Shareholders can also vote on certain company matters at the company’s annual general meeting.
While the shareholder owns shares, the value of those shares can increase or decrease, creating the opportunity to profit when the share is sold at a price higher than what was paid.
Ata wants to know…
Are there other stock exchanges in South Africa?
Yes, the Cape Town Stock Exchange (CTSE), A2X Markets (A2X) and Equity Express Securities Exchange (EESE). The JSE is the largest stock exchange in Africa.
Two types of trading take place at the stock exchange:
- Companies raise capital by listing on the exchange and selling their shares to investors for the first time. In finance speak this is called an initial public offer (IPO) on the primary market.
- Once a company is listed on the stock exchange, investors buy and sell shares to make a profit. The company does not receive any money. This is called the secondary market.
Thabo and Sesi start a company selling solar lights, called Ilanga Lights. For now, Ilanga Lights is a successful private company that is owned by only two individuals. Soon the business is growing rapidly, and they want to open many more shops, but they need money to buy buildings and stock and appoint more people. They decide to list Ilanga Lights on the JSE and sell shares in the company; the shares are sold at R100 each.
Ilanga Lights is now a public company with various “owners” or shareholders. Thabo and Sesi can’t just make decisions on their own, like in the old days.
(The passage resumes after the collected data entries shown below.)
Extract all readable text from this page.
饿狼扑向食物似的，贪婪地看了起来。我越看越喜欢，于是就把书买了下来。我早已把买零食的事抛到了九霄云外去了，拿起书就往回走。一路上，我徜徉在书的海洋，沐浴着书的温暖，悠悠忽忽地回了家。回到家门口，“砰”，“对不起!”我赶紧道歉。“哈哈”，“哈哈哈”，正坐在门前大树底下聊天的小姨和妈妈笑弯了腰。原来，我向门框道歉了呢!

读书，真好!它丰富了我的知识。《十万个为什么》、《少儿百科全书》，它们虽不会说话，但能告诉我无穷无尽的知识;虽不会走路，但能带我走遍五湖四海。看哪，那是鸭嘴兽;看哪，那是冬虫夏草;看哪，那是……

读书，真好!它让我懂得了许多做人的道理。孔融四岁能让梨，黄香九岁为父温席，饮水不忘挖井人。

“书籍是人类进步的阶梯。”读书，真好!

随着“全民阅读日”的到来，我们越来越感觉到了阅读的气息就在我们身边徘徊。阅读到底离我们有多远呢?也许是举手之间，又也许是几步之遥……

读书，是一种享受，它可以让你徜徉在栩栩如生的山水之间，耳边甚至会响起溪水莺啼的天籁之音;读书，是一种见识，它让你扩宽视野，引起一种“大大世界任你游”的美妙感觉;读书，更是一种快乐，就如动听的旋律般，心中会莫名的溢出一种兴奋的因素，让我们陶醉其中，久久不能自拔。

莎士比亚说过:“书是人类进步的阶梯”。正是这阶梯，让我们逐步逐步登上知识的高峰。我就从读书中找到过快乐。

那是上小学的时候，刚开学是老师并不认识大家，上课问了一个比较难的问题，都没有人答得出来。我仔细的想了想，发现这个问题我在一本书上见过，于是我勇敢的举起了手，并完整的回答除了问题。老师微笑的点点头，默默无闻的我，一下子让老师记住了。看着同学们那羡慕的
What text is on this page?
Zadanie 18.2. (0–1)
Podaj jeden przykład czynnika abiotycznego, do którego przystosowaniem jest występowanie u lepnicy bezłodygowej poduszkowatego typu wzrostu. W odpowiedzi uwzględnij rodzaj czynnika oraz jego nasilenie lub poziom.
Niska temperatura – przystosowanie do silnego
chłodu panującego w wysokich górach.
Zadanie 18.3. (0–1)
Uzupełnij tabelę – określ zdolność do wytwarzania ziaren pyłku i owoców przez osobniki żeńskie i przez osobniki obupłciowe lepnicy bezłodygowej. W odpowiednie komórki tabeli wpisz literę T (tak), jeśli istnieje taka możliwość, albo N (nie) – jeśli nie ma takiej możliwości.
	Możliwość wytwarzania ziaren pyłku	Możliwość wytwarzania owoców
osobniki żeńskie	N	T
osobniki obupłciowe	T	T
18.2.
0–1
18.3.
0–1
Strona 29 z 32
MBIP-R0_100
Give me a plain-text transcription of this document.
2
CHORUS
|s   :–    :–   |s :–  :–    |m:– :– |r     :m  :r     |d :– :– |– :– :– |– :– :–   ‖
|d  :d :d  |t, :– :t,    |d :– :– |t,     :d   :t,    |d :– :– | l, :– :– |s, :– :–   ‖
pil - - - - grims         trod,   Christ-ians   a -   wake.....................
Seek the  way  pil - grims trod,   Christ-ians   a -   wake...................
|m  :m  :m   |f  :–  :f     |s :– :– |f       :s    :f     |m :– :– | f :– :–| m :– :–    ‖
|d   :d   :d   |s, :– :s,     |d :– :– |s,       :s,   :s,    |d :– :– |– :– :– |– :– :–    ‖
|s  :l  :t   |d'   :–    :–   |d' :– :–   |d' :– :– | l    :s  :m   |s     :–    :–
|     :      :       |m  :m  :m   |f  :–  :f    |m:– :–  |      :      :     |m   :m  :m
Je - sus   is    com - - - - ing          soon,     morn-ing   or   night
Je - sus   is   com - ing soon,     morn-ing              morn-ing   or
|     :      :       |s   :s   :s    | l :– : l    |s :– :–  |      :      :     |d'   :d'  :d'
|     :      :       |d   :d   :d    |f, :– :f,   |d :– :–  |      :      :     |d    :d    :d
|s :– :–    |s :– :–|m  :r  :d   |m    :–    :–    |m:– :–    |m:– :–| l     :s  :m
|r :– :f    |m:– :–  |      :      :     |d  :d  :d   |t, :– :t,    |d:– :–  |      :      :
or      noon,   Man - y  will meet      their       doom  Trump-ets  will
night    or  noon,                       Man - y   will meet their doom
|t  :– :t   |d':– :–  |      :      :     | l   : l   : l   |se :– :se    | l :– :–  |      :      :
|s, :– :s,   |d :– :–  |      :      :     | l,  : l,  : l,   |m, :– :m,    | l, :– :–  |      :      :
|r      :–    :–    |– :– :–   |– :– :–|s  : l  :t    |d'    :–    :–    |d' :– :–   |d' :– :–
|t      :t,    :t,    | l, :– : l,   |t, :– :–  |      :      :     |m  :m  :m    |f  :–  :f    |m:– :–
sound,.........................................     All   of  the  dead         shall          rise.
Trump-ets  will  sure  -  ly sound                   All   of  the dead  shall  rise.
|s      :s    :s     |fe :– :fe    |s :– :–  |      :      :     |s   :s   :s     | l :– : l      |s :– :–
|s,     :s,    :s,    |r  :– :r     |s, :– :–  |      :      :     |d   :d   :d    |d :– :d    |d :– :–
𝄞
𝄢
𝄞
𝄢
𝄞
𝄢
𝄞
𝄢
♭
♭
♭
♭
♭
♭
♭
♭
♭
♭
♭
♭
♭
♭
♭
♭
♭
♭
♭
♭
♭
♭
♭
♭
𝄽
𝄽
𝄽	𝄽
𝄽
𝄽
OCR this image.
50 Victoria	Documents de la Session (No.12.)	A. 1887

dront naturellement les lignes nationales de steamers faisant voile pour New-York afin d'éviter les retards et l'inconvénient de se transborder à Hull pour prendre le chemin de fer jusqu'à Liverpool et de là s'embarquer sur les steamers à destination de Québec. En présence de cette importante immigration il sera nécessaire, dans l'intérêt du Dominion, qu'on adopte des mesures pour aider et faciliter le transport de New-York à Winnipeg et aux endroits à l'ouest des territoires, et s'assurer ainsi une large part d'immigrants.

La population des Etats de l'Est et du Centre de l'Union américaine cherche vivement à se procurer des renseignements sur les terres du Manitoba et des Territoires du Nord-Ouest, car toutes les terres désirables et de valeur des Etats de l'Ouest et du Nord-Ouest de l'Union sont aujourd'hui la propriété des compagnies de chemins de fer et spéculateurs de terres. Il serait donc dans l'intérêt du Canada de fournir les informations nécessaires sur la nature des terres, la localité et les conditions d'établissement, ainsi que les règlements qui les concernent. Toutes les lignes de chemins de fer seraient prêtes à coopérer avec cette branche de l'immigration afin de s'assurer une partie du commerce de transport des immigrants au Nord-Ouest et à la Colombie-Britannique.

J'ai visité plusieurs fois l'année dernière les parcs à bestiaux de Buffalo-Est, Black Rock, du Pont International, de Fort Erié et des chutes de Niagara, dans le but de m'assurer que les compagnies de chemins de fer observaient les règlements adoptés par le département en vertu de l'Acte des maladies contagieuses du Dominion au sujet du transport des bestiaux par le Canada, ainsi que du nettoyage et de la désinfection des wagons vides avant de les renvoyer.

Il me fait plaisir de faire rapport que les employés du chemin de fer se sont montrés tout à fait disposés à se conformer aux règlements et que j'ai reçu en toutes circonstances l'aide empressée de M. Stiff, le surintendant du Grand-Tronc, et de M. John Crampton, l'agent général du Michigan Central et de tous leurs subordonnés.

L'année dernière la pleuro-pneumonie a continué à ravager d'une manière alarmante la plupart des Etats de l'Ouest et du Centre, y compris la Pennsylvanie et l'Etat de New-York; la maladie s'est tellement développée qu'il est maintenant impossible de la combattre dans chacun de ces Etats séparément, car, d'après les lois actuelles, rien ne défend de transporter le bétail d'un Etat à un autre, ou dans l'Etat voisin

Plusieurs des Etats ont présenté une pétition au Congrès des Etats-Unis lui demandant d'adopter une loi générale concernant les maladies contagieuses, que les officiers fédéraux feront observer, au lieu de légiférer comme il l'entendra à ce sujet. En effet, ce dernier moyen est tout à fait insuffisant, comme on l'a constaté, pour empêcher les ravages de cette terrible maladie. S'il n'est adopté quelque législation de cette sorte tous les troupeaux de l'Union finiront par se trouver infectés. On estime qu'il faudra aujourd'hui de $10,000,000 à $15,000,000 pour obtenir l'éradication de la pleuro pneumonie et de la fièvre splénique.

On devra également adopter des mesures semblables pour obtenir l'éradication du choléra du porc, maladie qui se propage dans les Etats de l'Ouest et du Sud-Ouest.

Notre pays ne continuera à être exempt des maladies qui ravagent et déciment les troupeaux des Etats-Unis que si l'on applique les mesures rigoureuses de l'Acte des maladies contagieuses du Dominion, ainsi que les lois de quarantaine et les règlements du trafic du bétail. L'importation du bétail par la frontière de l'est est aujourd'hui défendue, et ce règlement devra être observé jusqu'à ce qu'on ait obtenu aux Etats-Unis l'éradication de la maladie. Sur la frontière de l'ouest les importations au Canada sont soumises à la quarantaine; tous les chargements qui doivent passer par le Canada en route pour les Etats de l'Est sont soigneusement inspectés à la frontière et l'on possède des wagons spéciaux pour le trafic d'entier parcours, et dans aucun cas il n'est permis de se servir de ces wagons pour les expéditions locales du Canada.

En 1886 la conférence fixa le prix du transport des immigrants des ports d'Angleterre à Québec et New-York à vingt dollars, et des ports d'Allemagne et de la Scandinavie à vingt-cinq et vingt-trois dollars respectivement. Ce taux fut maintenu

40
Certain decisions must be approved by their shareholders first.
As Ilanga Lights expands to the rest of Africa, the share price increases to R110. This makes the shareholders very happy as the value of their shares have increased by 10%.
For a company to be listed on the stock exchange it must meet certain requirements – this is to prove that the company is credible. These requirements differ between exchanges, but typically the company must be of a certain size and have a minimum number of shareholders (owners) already. The company pays a substantial fee to be listed.
Once the company is successfully listed, it continues paying yearly fees to the stock exchange and must meet another set of criteria. It is now a public company. So, certain of the company’s dealings should be public knowledge. The stock exchange ensures that companies file financial reports, are audited, and inform shareholders of significant new developments.
The stock exchange is supervised by a financial watchdog. In South Africa, our exchanges are regulated by the Financial Sector Conduct Authority (FSCA) and the Reserve Bank.
In return, the stock exchange offers a secure and transparent environment for investors, traders and companies to buy and sell shares.
Ata wants to know…
Why does a country need a stock exchange?
A stock exchange makes it possible for companies to raise the capital they need to expand and develop; to bring to life innovative ideas that will grow the economy and create jobs. Most importantly, it allows the public (you and me) to participate in the economy – it is a safe and convenient platform for you to invest your money to pay for your retirement one day.